A demonstration was staged by Oxford Communities Against Trafficking (OXCAT) last Saturday. Primarily concerned with raising awareness amongst the general public of the many issues surrounding the sex trafficking of young girls and women, the demonstration also sought to allow young volunteers a chance to engage with OXCAT’s campaign.
An OXCAT spokesperson said, “We are trying to do as much awareness-raising in the community as possible, targeted at different levels. Saturday was a small and low-key event for a few young people who wanted to know more about trafficking. The main aim was for those young people who wanted to learn about trafficking and wanted to get involved to do so.”
OXCAT have run a number of drives targeted at people throughout the community in order to raise awareness of these issues. In December 2012 they ran a free course specifically designed to raise awareness amongst registered taxi and private hire drivers. In October 2012 they ran the Child Catcher stunt, in which men dressed as the character of the Child Catcher from Chitty Chitty Bang Bang and walked enchained schoolchildren through the streets of Oxford. Their main efforts are now focused on the 2013 Anti-Slavery Day on 18th October.
The Queen’s College Equalities Rep Li Li Tan said, “In general I think campaigns like this are really necessary for raising awareness of issues in the wider world.

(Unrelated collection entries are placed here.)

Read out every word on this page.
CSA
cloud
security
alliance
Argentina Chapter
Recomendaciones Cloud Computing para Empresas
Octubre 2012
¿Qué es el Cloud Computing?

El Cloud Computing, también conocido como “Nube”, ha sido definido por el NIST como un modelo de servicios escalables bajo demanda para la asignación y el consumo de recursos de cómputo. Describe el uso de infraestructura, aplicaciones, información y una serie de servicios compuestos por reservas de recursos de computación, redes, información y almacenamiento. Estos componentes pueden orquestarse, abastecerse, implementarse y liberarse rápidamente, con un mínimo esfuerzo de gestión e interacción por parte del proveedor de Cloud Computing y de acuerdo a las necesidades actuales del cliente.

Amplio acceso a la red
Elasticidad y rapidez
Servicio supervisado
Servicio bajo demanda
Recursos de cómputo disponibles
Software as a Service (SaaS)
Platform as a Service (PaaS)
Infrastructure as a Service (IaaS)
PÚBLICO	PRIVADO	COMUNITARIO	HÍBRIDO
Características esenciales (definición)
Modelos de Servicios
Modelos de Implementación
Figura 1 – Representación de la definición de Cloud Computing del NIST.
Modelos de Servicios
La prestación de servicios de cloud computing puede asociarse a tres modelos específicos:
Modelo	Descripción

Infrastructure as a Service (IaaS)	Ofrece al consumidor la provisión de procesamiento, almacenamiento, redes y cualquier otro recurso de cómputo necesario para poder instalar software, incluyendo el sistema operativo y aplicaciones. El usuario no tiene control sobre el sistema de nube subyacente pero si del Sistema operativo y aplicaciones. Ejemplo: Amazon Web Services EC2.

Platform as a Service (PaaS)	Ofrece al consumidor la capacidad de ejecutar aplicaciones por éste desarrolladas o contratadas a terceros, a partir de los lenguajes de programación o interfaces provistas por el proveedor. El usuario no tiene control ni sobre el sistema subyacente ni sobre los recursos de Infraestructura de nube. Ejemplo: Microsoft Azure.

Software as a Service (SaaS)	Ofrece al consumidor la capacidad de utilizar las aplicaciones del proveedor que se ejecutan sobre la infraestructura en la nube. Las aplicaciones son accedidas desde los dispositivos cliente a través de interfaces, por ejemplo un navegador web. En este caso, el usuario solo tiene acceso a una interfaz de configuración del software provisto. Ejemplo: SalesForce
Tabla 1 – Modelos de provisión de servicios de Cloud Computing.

Especially since I’ve encountered a fair number of people who are sceptical about why we would even need positions like the Equalities Rep, because cases of serious discrimination are not widespread within Oxford colleges.”
Suzanne Holsomback, OUSU Vice-President for Women, told Cherwell, “The Oxford Community Against Trafficking and Salvation Army’s demonstration on 9th March was a powerful statement about trafficking and modern day slavery. Trafficking happens in Oxford and we cannot turn a blind eye to this crime in our community. Bold campaigns such as this force people to see, hear, and know that trafficking is an issue.”
Sex trafficking is an issue which has come to light in Oxford through the Bullfinch trial, which started in mid-January. The trial has seen the prosecution of nine men on 78 separate charges of child rape, trafficking, and sexual exploitation of girls between the ages of 11 and 16.